Auguste stinks. It’s time for a bath, which he tolerates, looking at us miserably as if to say “How can you torture me like this? I thought you loved me?” Then, when we lift him out of the tub, he goes crazy, rushing back and forth, biting his towel and shaking it, and dragging it around the house as fast as he can. He then trots into the bathroom and lies down because he LOVES the hair dryer, and practically purs like a cat when we dry him off. He’s a nut. A stinky one right now.

When we bought him, his breeder asked if we knew anything about dachshunds. I’d already had one (though it was a mixed breed), so I knew that their backs were fragile and they should be carried down stairs and not let on furniture because jumping down from a high sofa or bed would eventually strain their backs and shoulders. But did I know they had a stronger odor than other dogs? That, I admitted, I did not. I’d never really noticed! But this is what the breeder said – “Many people give up their dachshunds because of their odor – and because they are headstrong, stubborn, and hard to train.”  I asked what could be done, and he said, “don’t bathe them too often, use very mild soap, and take them to the groomer twice a year. As for training, if you find something that works with a dachshund, publish it in a scientific journal.”

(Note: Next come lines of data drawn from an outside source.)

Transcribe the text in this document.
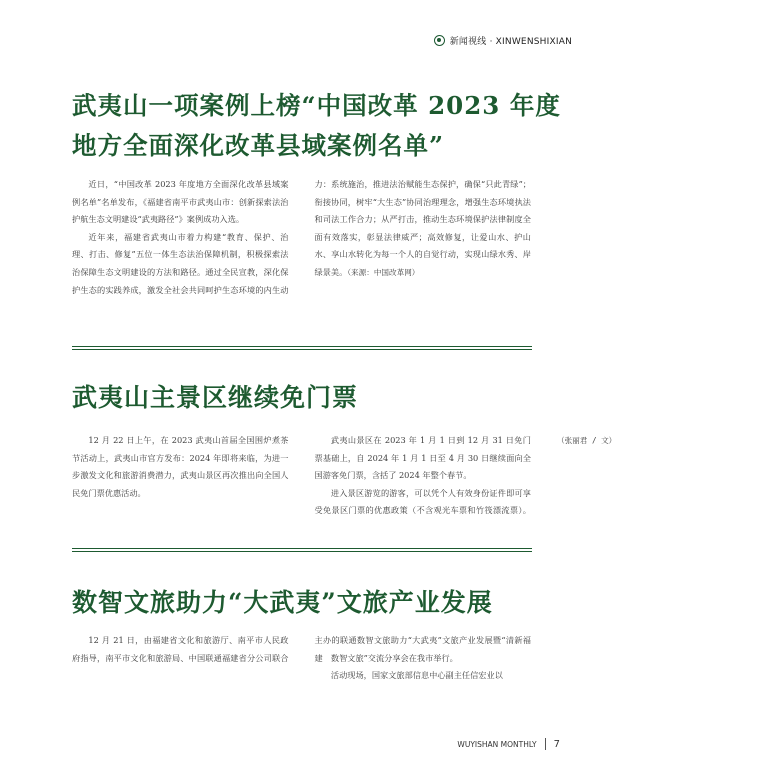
新闻视线 · XINWENSHIXIAN
武夷山一项案例上榜“中国改革 2023 年度地方全面深化改革县域案例名单”

近日，“中国改革 2023 年度地方全面深化改革县域案例名单”名单发布，《福建省南平市武夷山市：创新探索法治护航生态文明建设“武夷路径”》案例成功入选。

近年来，福建省武夷山市着力构建“教育、保护、治理、打击、修复”五位一体生态法治保障机制，积极探索法治保障生态文明建设的方法和路径。通过全民宣教，深化保护生态的实践养成，激发全社会共同呵护生态环境的内生动力：系统施治，推进法治赋能生态保护，确保“只此青绿”；衔接协同，树牢“大生态”协同治理理念，增强生态环境执法和司法工作合力；从严打击，推动生态环境保护法律制度全面有效落实，彰显法律威严；高效修复，让爱山水、护山水、享山水转化为每一个人的自觉行动，实现山绿水秀、岸绿景美。（来源：中国改革网）

武夷山主景区继续免门票

12 月 22 日上午，在 2023 武夷山首届全国围炉煮茶节活动上，武夷山市官方发布：2024 年即将来临，为进一步激发文化和旅游消费潜力，武夷山景区再次推出向全国人民免门票优惠活动。

武夷山景区在 2023 年 1 月 1 日到 12 月 31 日免门票基础上，自 2024 年 1 月 1 日至 4 月 30 日继续面向全国游客免门票，含括了 2024 年整个春节。

进入景区游览的游客，可以凭个人有效身份证件即可享受免景区门票的优惠政策（不含观光车票和竹筏漂流票）。（张丽君 / 文）

数智文旅助力“大武夷”文旅产业发展

12 月 21 日，由福建省文化和旅游厅、南平市人民政府指导，南平市文化和旅游局、中国联通福建省分公司联合主办的联通数智文旅助力“大武夷”文旅产业发展暨“清新福建　数智文旅”交流分享会在我市举行。

活动现场，国家文旅部信息中心副主任信宏业以

WUYISHAN MONTHLY 7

Not reassuring – but I’d never really thought of if before, In fact, Auguste was one of our easiest dogs to house train. He was house trained almost right away – but I think most of it was because he grew up with an already well trained older dog. Rusty, our Lab, would sigh and look pained whenever he did anything wrong. She was also a “rub it in” personality, and would prance up to us after Auguste was scolded and give us her best “I’m a perfect angel” act so that we’d pet her, while Auguste looked on and sulked.

Auguste was a smelly little dog, but it was mostly because he’s so low to the ground he gets into everything, so I was always washing him off. He hated it. I washed Rusty off too, but you can’t use any kind of soap on a Lab – it strips their coats natural oils and they end up smelling awful; Never wash a Lab! Just rinse with water. Usually this gets everything off. German Shepherds are the same – in fact, I’d say the less dogs are washed, the better they smell. Exceptions to this are the non shedding breeds and curly coated dogs, whose fine, fluffy hair traps all sorts of dirt and gunk and needs frequent grooming. Otherwise, for shepherds, Labs, and dachshunds, a good rinse every week with clean water (just a shower will do!) and a good brushing after keeps their coats clean, shiny, and smelling pleasant. (I won’t pretend Auguste ever smells wonderful, but I love him anyway.) He’s not that bad – but right now he’s hiding out on the balcony because I told him it was time for his bath – and he knows that word!